Startseite » re:sap Retail Association for Sustainable Apparel

re:sap

re:sap Retail Association for Sustainable Apparel

10/02/2025  BY  Martina Müllner


Die Modebranche ist eher für Ellenbogen als für Schulterschluss bekannt – jetzt bringt ihr einen neuen Handelsverband an den Start. Weil?

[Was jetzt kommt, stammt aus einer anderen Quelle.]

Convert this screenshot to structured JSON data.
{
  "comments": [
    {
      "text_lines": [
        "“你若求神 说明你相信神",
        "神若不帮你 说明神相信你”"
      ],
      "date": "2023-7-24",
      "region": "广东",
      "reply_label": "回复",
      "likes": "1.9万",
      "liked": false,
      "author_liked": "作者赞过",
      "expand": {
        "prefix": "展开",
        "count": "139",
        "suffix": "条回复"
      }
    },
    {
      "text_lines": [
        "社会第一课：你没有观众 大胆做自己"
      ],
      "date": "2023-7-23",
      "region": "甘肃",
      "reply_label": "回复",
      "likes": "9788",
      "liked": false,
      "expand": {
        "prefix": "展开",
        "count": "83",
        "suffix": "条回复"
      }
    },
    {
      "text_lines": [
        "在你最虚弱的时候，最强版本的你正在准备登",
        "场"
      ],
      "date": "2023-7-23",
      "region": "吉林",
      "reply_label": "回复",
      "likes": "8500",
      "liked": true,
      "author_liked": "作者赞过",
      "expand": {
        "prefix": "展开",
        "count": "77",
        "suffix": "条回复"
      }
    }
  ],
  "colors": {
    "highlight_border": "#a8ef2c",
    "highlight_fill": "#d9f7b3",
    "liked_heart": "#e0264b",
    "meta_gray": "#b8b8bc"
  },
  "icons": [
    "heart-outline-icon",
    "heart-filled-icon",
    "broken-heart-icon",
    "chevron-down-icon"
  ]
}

Mimi Sewalski, Beirat Avocado Store: …einfach die Lücke für einen nachhaltigen Modeverband besteht. Es gibt Modeverbände, Handelsverbände, Siegelanbietende, Bioverbände aber eben keinen für den nachhaltigen Modehandel. Nach einem großen Trendbewusstsein für Eco Fashion vor und während Covid war die Folge, dass auch viele konventionelle Brands und Händler:innen auf den Zug Nachhaltigkeit aufgesprungen sind. Mit dem Ergebnis, dass das Thema Nachhaltigkeit immer mehr verschwimmt und genau das Gegenteil von Transparenz erreicht wird. Hier wollen wir Orientierung geben und im gemeinsamen Schulterschluss Lösungen erarbeiten. Der Schulterschluss ist übrigens etwas, was den nachhaltigen Modehandel immer schon ausgezeichnet hat.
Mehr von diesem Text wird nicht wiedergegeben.